Dual drug delivery system of photothermal-sensitive carboxymethyl chitosan nanosphere for photothermal-chemotherapy.

Aiming at high drug loading and controlled drug release in chitosan nanocarriers, this work constructed the photothermal sensitive carboxymethyl chitosan nanospheres carrier by introducing controllable heat-sensitive groups into carboxymethyl chitosan molecules. The combination therapy system based on photothermal-chemotherapy was established by virtue of the good photothermal conversion effect of ICG and the high chemotherapy efficiency of DOX. On the one hand, the carrier owned high drug loading and improved the stability of coated-drug. On the other hand, the nanospheres generated photothermal response through NIR irradiation to improve the drug release amount and to achieve the combined treatment effect of photodynamic therapy and chemotherapy. The structures of the nanospheres were fully characterized by Fourier transform infrared (FT-IR), nuclear magnetic resonance (1H NMR) and scanning electron microscope (SEM). In vitro photothermal tests proved that the nanospheres had excellent light stability and photothermal conversion performance. The cytotoxicity test results showed that the nanospheres had no obvious toxicity, but the drug-loaded nanospheres could effectively inhibit the growth of HepG-2 cells via photo-response to release DOX and ICG for achieving photothermal-chemotherapy under NIR irradiation.

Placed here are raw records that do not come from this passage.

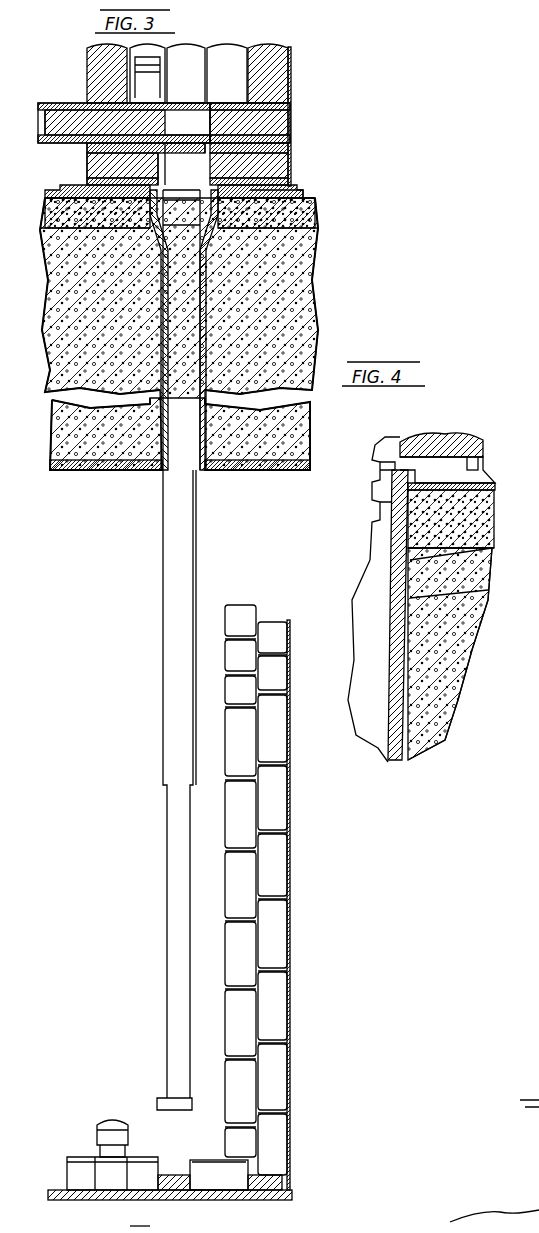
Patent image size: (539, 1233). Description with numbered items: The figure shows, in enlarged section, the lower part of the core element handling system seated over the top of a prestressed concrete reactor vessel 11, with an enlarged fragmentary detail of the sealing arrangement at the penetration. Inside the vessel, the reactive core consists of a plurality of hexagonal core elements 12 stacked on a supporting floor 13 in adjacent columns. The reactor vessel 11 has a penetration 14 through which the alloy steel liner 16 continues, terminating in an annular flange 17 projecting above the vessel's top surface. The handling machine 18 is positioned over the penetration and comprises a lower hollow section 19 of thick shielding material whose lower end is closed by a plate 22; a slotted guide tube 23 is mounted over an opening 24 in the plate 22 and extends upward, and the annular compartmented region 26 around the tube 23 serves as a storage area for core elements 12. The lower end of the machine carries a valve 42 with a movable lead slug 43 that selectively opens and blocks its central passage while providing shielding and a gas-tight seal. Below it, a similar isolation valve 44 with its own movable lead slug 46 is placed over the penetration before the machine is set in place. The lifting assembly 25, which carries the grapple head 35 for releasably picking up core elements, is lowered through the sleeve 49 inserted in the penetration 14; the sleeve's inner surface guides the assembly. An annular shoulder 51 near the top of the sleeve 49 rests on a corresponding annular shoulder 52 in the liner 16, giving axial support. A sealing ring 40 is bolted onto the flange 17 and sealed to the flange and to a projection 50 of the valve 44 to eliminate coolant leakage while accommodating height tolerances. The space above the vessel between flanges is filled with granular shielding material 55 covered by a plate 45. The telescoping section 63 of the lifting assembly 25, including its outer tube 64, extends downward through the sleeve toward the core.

In FIG. 3, the reactor vessel 11 is at (316, 312).
In FIG. 3, the core elements 12 is at (140, 72).
In FIG. 3, the supporting floor 13 is at (288, 1192).
In FIG. 3, the penetration 14 is at (195, 300).
In FIG. 4, the penetration 14 is at (382, 604).
In FIG. 3, the alloy steel liner 16 is at (207, 472).
In FIG. 3, the annular flange 17 is at (198, 232).
In FIG. 4, the annular flange 17 is at (494, 512).
In FIG. 3, the handling machine 18 is at (308, 102).
In FIG. 3, the lower hollow section 19 is at (290, 75).
In FIG. 3, the plate 22 is at (270, 104).
In FIG. 3, the slotted guide tube 23 is at (215, 68).
In FIG. 3, the opening 24 is at (186, 102).
In FIG. 3, the lifting assembly 25 is at (148, 605).
In FIG. 3, the annular compartmented region 26 is at (260, 62).
In FIG. 3, the grapple head 35 is at (100, 1128).
In FIG. 3, the sealing ring 40 is at (165, 186).
In FIG. 4, the sealing ring 40 is at (440, 462).
In FIG. 3, the valve 42 is at (275, 128).
In FIG. 3, the movable lead slug 43 is at (48, 143).
In FIG. 3, the valve 44 is at (270, 172).
In FIG. 4, the valve 44 is at (445, 436).
In FIG. 3, the plate 45 is at (318, 205).
In FIG. 3, the movable lead slug 46 is at (100, 165).
In FIG. 3, the guide sleeve 49 is at (165, 472).
In FIG. 4, the guide sleeve 49 is at (392, 640).
In FIG. 3, the projection 50 is at (300, 186).
In FIG. 4, the projection 50 is at (483, 470).
In FIG. 4, the annular shoulder 51 is at (490, 562).
In FIG. 4, the annular shoulder 52 is at (450, 592).
In FIG. 3, the granular shielding material 55 is at (318, 228).
In FIG. 4, the granular shielding material 55 is at (494, 540).
In FIG. 3, the telescoping section 63 is at (165, 788).
In FIG. 3, the outer tube 64 is at (214, 608).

Self-assembled amphiphilic chitosan nanomicelles to enhance the solubility of quercetin for efficient delivery.

Quercetin (QCT) has important functions such as antioxidant, anti-inflammatory and anticancer. However, its applications in food and in drug are restricted owing to its poor water solubility. In this work, a novel amphiphilic wall-material chitosan was synthesized via grafting of chitosan with deoxycholic acid (DA) as hydrophobic group and modified N-acetyl-L-cysteine (NAC) as hydrophilic group. Amphiphilic chitosan was self-assembled to load QCT as nanomicelles by a low-cost and inorganic solvent procedure. Both the encapsulation efficiencies (EE) and drug-loading rates (DL) increased when increasing the grafting rate of DA. There was a bursting release of QCT for the QCT-loaded nanomicelles (CS-DA-NAC-QNMs) from 0 to 8 h, and then the release rate decreased gradually. After releasing for 72 h, the final cumulative release percentages were more than 40%. All the QCT-loaded nanomicelles samples showed good hemocompatibility, and their water solubility and biocompatibility increased evidently. What's more, they exhibited an obvious inhibition rate of A549 cells.